Saturday, May 17, 2025

St. Methodius the Confessor vs. Stoudion Monastery

In conformity with the decisions of the Synod, the holy Patriarch [St. Methodius the Confessor] deposed the bishops and abbots who had compromised with the Iconoclasts, but he showed an indulgent attitude towards the lesser clergy, forbidding that any cleric should be submitted to corporal punishment. He had to fill the vacant sees quickly, and the ordination of some of the clerics he chose provoked opposition among the Orthodox clergy. In particular, the monks of the Stoudion rose up violently against the prelate, opposed as they were to his clement measures and also because he had not accorded them the place they reckoned was theirs by reason of their battles for the defence of Orthodoxy.

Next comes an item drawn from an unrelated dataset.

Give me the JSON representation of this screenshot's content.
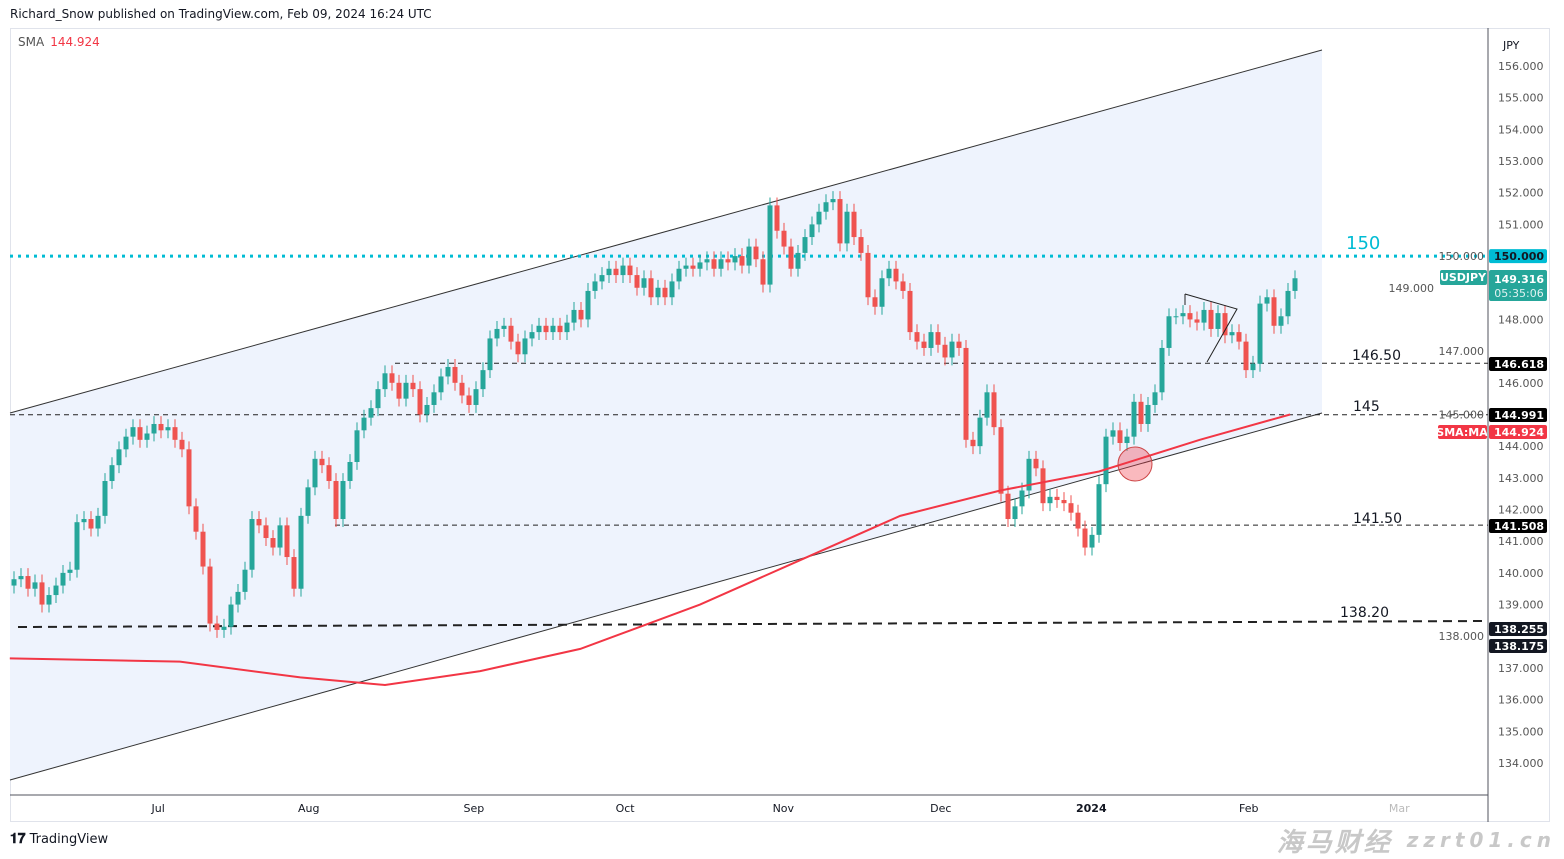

In spite of the triumphal translation of the relics of Saint Theodore the Stoudite, on 26 January 844, at which the Patriarch presided, this opposition was transformed into open revolt when Methodius asked them to destroy the writings of Saint Theodore the Stoudite directed against his predecessors [Saints] Tarasius and Nicephorus [the Confessor], so that he finally ended by declaring an anathema on all the monks of the Stoudion [then under the successor to St. Theodore, St. Naucratius].


- The Synaxarion: The Lives of the Saints of the Orthodox Church, by Hieromonk Makarios of Simonos Petra, Vol. 5, June 14, p. 488.